Misil contra Francisco

La Jornada


El arzobispo Carlo Maria Vigano acusó al papa Francisco de encubrir los abusos sexuales del cardenal estadunidense Theodore McCarrick. En la carta de 11 páginas difundida ayer, el ex nuncio en Washington aseguró que cuando Jorge Bergoglio accedió al pontificado, en 2013, se reunió con él e hizo de su conocimiento el historial de McCarrick, así como las supuestas sanciones canónicas que le habría impues-to el papa emérito Benedicto XVI. Tras realizar su denuncia, afirmó, únicamente recibió el silencio del pontífice, quien incluso habría buscado la asesoría de McCarrick en diver-sos asuntos.


Una acusación de esta gravedad no puede minimizarse ni relativizarse, pero sí debe ponerse en contexto. Vigano pertenece a un grupo de jerarcas católicos ultraconservadores de Estados Unidos, quienes se encuentran en abierta oposición a Francisco por sus posiciones modernas –en comparación con las históricamente sostenidas por el Vaticano– en temas sociales y, en particular, en lo que respecta a la posición de la Iglesia ante las personas homosexuales. De hecho, la carta de denuncia del también ex secretario general del Governatorato de la Ciudad del Vaticano se encuentra plagada de alusiones homofóbicas, y es conocida su postura de que la homosexualidad es la causa de la pederastia eclesial. Existe al menos un elemento objetivo que pone en duda la versión de Vigano: McCarrick continuó dando misas durante el pontificado de Benedicto XVI, algo que, afirma la misiva, le estuvo prohibido.

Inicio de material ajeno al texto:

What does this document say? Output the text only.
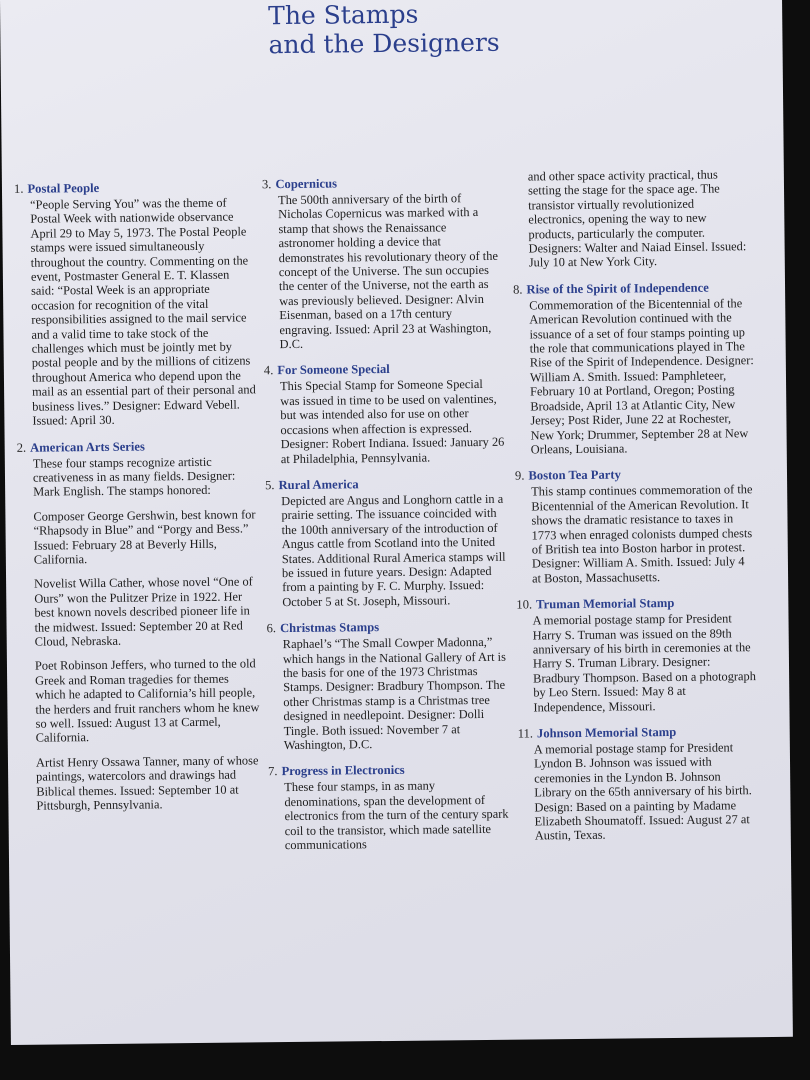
The Stamps
and the Designers
1. Postal People

“People Serving You” was the theme of Postal Week with nationwide observance April 29 to May 5, 1973. The Postal People stamps were issued simultaneously throughout the country. Commenting on the event, Postmaster General E. T. Klassen said: “Postal Week is an appropriate occasion for recognition of the vital responsibilities assigned to the mail service and a valid time to take stock of the challenges which must be jointly met by postal people and by the millions of citizens throughout America who depend upon the mail as an essential part of their personal and business lives.” Designer: Edward Vebell. Issued: April 30.

2. American Arts Series

These four stamps recognize artistic creativeness in as many fields. Designer: Mark English. The stamps honored:

Composer George Gershwin, best known for “Rhapsody in Blue” and “Porgy and Bess.” Issued: February 28 at Beverly Hills, California.

Novelist Willa Cather, whose novel “One of Ours” won the Pulitzer Prize in 1922. Her best known novels described pioneer life in the midwest. Issued: September 20 at Red Cloud, Nebraska.

Poet Robinson Jeffers, who turned to the old Greek and Roman tragedies for themes which he adapted to California’s hill people, the herders and fruit ranchers whom he knew so well. Issued: August 13 at Carmel, California.

Artist Henry Ossawa Tanner, many of whose paintings, watercolors and drawings had Biblical themes. Issued: September 10 at Pittsburgh, Pennsylvania.

3. Copernicus

The 500th anniversary of the birth of Nicholas Copernicus was marked with a stamp that shows the Renaissance astronomer holding a device that demonstrates his revolutionary theory of the concept of the Universe. The sun occupies the center of the Universe, not the earth as was previously believed. Designer: Alvin Eisenman, based on a 17th century engraving. Issued: April 23 at Washington, D.C.

4. For Someone Special

This Special Stamp for Someone Special was issued in time to be used on valentines, but was intended also for use on other occasions when affection is expressed. Designer: Robert Indiana. Issued: January 26 at Philadelphia, Pennsylvania.

5. Rural America

Depicted are Angus and Longhorn cattle in a prairie setting. The issuance coincided with the 100th anniversary of the introduction of Angus cattle from Scotland into the United States. Additional Rural America stamps will be issued in future years. Design: Adapted from a painting by F. C. Murphy. Issued: October 5 at St. Joseph, Missouri.

6. Christmas Stamps

Raphael’s “The Small Cowper Madonna,” which hangs in the National Gallery of Art is the basis for one of the 1973 Christmas Stamps. Designer: Bradbury Thompson. The other Christmas stamp is a Christmas tree designed in needlepoint. Designer: Dolli Tingle. Both issued: November 7 at Washington, D.C.

7. Progress in Electronics

These four stamps, in as many denominations, span the development of electronics from the turn of the century spark coil to the transistor, which made satellite communications

and other space activity practical, thus setting the stage for the space age. The transistor virtually revolutionized electronics, opening the way to new products, particularly the computer. Designers: Walter and Naiad Einsel. Issued: July 10 at New York City.
8. Rise of the Spirit of Independence

Commemoration of the Bicentennial of the American Revolution continued with the issuance of a set of four stamps pointing up the role that communications played in The Rise of the Spirit of Independence. Designer: William A. Smith. Issued: Pamphleteer, February 10 at Portland, Oregon; Posting Broadside, April 13 at Atlantic City, New Jersey; Post Rider, June 22 at Rochester, New York; Drummer, September 28 at New Orleans, Louisiana.

9. Boston Tea Party

This stamp continues commemoration of the Bicentennial of the American Revolution. It shows the dramatic resistance to taxes in 1773 when enraged colonists dumped chests of British tea into Boston harbor in protest. Designer: William A. Smith. Issued: July 4 at Boston, Massachusetts.

10. Truman Memorial Stamp

A memorial postage stamp for President Harry S. Truman was issued on the 89th anniversary of his birth in ceremonies at the Harry S. Truman Library. Designer: Bradbury Thompson. Based on a photograph by Leo Stern. Issued: May 8 at Independence, Missouri.

11. Johnson Memorial Stamp

A memorial postage stamp for President Lyndon B. Johnson was issued with ceremonies in the Lyndon B. Johnson Library on the 65th anniversary of his birth. Design: Based on a painting by Madame Elizabeth Shoumatoff. Issued: August 27 at Austin, Texas.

Si a esto se añade la elección estratégica del momento en que se divulgó la carta, mientras Francisco se encontraba en una delicada visita a Irlanda, y apenas unas horas antes de la conferencia de prensa que debía ofrecer al dejar el país, existen razones fundadas para sospechar que se trata de una maniobra de los sectores más rancios de la Iglesia para golpear a un pontífice renovador. Sin embargo, este contexto de ninguna manera supone un exculpación del titular del Estado vaticano quien, pese a los avances en materia de reconocimiento de los abusos, arrastra su propia cauda de errores. El más grave de éstos ocurrió durante su visita a Chile en enero de este año, cuando desautorizó los testimonios de las muchas víctimas del clero chileno (con algunas de las cuales se había reu-nido poco antes), y respaldó con todo el peso institucional de la Iglesia a un obispo acusado de abuso y encubrimiento.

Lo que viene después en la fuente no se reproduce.